Chissà perché, ogni volta che mi capita di vedere una campagna sociale promossa da un Qualunque Ministero Di Casa Nostra, non posso fare a meno di pensare a una vecchia canzone di Graham Nash intitolata King Midas in reverse. Anche se nel caso del Re Mida di Nash "everything around him turns to dust" mentre invece la comunicazione del nostro governo turns in ben più solida sostanza, il meccanismo di trasformazione automatica è lo stesso. L'ho già detto ma lo ridico. Prendi un tema dei più appetibili per qualunque creativo come una campagna per l'uso delle cinture di sicurezza: all'estero è già mezzo biglietto per la croisette in tasca, qui è  l'ingresso garantito in porkfolio.
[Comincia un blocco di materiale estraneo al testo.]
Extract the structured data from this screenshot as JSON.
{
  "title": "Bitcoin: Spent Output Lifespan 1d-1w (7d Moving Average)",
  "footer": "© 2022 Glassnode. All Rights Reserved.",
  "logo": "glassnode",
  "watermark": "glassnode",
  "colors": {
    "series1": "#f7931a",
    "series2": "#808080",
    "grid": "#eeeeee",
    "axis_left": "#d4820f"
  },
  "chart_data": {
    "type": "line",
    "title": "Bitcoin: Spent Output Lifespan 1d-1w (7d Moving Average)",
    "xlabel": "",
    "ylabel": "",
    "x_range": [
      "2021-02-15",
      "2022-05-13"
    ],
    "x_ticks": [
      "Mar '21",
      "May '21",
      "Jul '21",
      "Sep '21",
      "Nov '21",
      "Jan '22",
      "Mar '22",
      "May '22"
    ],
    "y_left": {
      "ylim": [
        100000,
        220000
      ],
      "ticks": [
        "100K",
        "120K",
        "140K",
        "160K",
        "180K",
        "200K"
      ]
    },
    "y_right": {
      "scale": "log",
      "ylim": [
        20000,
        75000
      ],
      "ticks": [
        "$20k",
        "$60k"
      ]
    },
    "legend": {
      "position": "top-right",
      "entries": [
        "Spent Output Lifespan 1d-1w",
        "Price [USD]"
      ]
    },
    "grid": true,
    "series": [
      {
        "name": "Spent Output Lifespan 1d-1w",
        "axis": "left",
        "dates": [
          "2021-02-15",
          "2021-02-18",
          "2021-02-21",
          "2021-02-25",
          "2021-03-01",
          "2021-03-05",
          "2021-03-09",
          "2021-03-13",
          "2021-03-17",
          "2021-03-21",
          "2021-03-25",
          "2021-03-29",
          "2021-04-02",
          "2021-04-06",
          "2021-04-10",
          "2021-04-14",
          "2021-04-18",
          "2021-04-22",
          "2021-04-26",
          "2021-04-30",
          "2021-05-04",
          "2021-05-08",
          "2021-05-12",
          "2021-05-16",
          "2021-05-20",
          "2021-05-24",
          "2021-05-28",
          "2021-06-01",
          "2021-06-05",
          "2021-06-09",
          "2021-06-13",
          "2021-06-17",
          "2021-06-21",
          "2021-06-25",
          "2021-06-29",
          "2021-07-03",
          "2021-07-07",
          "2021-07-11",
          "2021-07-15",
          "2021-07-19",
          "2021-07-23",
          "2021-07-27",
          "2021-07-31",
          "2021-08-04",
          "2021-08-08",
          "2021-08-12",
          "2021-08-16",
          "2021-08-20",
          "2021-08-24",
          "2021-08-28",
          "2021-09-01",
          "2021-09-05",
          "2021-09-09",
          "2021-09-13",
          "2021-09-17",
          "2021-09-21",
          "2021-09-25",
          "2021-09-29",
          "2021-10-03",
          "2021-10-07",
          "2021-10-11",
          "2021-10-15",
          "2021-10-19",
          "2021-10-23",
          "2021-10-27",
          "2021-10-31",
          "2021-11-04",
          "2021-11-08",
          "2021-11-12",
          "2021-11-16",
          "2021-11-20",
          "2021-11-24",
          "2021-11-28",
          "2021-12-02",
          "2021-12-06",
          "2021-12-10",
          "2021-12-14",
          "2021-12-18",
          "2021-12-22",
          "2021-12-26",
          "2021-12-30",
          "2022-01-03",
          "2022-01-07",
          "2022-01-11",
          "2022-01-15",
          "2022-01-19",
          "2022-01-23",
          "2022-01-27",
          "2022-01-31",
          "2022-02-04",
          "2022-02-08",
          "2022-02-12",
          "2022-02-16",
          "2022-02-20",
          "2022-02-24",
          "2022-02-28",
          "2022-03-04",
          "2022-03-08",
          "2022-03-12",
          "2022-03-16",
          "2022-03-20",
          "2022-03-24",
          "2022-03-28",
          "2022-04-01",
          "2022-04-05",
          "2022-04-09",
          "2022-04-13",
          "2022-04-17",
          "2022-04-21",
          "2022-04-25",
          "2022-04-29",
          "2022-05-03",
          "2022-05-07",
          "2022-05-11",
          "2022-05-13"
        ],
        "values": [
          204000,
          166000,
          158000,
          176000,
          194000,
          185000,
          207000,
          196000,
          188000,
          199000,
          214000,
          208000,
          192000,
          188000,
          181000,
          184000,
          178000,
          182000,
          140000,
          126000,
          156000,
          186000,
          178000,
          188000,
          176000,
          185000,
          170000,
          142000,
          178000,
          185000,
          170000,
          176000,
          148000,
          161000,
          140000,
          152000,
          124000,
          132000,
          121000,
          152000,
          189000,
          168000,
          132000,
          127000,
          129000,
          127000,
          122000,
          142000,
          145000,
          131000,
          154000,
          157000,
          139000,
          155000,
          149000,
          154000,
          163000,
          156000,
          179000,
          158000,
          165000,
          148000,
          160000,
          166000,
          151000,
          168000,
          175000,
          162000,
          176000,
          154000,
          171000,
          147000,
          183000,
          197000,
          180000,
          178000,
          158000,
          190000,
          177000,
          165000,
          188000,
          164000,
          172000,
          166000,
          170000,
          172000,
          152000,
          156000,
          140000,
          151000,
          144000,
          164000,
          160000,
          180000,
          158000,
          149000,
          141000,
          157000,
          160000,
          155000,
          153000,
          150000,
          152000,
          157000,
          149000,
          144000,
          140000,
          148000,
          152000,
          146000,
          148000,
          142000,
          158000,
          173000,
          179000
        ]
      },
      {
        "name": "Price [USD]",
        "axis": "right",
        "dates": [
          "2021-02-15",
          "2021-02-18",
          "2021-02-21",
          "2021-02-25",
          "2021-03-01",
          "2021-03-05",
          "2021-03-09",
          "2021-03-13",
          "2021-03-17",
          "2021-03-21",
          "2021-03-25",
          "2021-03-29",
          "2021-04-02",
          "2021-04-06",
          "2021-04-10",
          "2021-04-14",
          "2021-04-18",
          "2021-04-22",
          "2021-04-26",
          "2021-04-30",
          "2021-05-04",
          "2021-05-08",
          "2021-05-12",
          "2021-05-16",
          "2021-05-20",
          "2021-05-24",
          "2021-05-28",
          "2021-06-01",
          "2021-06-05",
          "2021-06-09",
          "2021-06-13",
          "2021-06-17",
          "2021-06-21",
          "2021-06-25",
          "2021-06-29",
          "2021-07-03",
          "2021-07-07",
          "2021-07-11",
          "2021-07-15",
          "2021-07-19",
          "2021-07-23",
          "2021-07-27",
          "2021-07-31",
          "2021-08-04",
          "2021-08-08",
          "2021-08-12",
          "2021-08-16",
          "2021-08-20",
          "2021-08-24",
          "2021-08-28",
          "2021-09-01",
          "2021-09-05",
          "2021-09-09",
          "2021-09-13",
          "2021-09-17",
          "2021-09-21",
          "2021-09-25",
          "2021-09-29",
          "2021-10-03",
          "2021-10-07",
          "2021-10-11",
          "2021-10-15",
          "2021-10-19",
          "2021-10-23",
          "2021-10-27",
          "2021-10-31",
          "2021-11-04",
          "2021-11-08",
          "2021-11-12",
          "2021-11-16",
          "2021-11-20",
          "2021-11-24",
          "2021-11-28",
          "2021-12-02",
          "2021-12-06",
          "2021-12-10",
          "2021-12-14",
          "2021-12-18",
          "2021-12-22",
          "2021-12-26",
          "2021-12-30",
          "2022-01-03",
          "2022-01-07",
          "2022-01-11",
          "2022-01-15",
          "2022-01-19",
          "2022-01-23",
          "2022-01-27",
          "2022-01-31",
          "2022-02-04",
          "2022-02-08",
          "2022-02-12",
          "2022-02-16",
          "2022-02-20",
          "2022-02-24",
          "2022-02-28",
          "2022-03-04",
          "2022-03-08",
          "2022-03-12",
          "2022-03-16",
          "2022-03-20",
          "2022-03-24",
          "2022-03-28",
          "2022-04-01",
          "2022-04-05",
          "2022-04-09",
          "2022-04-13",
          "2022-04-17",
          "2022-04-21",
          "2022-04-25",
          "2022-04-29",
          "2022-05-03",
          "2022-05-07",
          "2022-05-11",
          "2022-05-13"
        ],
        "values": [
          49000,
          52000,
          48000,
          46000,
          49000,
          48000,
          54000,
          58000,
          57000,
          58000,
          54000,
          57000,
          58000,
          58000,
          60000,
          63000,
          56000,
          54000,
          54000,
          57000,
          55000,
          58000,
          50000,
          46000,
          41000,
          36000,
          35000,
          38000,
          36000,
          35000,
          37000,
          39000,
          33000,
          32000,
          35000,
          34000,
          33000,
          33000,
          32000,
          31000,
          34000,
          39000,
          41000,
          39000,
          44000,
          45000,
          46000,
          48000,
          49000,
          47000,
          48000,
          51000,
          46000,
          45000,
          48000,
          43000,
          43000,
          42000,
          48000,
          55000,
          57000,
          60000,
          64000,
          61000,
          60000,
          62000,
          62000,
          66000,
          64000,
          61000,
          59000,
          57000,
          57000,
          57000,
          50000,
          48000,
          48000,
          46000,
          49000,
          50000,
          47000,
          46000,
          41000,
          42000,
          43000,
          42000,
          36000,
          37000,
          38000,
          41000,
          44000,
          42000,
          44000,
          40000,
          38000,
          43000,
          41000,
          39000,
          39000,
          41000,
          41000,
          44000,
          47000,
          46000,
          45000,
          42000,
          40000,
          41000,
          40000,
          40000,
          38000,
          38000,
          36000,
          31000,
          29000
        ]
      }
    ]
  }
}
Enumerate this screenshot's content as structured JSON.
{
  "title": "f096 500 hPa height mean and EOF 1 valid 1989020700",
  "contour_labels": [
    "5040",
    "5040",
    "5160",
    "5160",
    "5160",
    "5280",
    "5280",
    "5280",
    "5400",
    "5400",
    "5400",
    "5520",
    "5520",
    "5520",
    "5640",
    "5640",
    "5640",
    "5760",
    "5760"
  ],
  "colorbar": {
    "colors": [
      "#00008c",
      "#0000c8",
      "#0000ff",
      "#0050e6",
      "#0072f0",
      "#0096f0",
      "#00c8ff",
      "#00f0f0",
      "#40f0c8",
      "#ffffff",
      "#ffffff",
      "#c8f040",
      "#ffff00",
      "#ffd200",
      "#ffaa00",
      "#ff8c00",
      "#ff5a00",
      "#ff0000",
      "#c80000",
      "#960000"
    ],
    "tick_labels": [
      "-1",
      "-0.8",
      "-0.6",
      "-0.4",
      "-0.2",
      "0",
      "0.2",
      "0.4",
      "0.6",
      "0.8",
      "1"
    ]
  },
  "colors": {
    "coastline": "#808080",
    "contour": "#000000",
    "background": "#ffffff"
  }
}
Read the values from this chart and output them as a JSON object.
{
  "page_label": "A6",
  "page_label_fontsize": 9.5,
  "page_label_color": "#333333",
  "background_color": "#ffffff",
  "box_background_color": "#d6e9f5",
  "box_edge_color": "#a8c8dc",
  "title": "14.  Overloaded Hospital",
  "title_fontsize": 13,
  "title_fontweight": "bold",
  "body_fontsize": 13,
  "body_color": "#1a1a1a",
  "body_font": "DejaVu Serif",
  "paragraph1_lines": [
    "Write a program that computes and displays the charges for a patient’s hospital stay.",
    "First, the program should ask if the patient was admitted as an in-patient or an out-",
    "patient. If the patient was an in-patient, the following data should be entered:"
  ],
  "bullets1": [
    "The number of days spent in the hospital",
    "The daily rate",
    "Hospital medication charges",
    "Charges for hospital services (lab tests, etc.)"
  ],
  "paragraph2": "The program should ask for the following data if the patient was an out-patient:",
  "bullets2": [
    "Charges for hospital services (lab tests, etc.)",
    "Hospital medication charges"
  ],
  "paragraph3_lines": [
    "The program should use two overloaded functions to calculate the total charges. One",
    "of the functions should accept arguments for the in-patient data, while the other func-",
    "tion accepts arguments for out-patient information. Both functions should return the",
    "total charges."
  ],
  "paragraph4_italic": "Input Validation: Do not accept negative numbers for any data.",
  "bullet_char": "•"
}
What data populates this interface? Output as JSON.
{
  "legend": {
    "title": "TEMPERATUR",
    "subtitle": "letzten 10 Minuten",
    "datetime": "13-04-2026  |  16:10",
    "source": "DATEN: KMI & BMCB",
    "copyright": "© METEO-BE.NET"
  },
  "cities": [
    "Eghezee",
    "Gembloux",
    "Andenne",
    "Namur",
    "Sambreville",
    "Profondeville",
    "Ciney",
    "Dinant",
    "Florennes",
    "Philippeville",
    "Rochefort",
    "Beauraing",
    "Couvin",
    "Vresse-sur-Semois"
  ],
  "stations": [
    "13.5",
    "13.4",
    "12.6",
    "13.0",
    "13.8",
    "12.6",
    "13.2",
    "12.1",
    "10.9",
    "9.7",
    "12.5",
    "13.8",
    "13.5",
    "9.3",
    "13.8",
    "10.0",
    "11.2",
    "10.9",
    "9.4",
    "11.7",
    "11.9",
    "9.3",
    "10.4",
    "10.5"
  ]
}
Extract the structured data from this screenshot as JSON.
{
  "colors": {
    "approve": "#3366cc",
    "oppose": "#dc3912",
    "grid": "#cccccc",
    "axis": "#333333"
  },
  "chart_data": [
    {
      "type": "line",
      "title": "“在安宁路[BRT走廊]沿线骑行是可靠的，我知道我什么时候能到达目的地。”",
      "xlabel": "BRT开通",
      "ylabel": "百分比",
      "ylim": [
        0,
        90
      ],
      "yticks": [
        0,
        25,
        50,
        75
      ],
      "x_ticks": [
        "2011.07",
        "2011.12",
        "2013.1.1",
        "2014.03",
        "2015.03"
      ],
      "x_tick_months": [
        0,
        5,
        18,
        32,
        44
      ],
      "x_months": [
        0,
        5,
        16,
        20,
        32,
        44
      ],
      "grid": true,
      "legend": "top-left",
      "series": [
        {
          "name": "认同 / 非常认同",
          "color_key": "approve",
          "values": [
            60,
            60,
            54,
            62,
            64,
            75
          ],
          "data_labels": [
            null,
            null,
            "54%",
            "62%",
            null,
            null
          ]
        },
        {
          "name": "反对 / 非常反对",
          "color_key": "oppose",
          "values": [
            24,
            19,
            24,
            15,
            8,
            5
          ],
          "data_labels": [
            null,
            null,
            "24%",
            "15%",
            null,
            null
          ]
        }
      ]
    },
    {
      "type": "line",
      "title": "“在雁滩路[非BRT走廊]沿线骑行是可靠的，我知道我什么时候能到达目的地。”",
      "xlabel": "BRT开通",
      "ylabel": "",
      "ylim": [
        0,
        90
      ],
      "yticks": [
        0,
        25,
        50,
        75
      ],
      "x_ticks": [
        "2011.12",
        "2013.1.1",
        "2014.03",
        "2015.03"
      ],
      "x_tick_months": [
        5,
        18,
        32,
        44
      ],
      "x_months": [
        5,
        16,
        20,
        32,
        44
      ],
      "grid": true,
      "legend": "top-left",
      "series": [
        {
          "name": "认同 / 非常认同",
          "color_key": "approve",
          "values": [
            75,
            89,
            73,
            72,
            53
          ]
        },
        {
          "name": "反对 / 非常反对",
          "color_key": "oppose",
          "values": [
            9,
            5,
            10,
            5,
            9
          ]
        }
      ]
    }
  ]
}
Interrogarsi sulle cause e dire che ogni governo ha la comunicazione che si merita è troppo facile, bisogna aggiungere almeno che ogni agenzia ha la coscienza che si merita e quasi nessuna sembra seriamente preoccupata per un eventuale giorno del giudizio.
Personalmente, una preoccupazione ce l'ho, e non è certamente quella data dalla certezza che la Leo Burnett non andrà a Cannes per questo film (per la regia di Brando De Sica, un nome che trasuda cinema), ma dal consistente sospetto che uno spot così, al di là della sua incresciosa sciatteria, non serva assolutamente a nulla. 
Mi chiedo infatti quante cinture in più verranno allacciate perché ce l'ha detto bonariamente Gigi Proietti nei panni del vigile/mandrake sul set di un finto film e ribadito nella finta realtà del finto fuori set. 
Ma forse sottovaluto l'immortale fascino della comunicazione sociale de noantri, dove il testimone simpatico ti fa il rimbrotto e siamo a posto così. Poi tutti da Perilli per una pajata. Massì...checcefrega, annoi?



1 commento:

  1. KillingPenelope7 febbraio 2011 14:23

    Questo spot mi ricorda molto quello fatto contro il fumo con Pozzetto. Anche in quel caso è stato preso un attore a cui è stata appiccicata una sua vecchia battuta (TAAAK!) stile anni 80 ed è stato immerso tutto in un'atmosfera buonista. Non so quanti abbiano smesso di fumare dopo aver visto quella"creatività".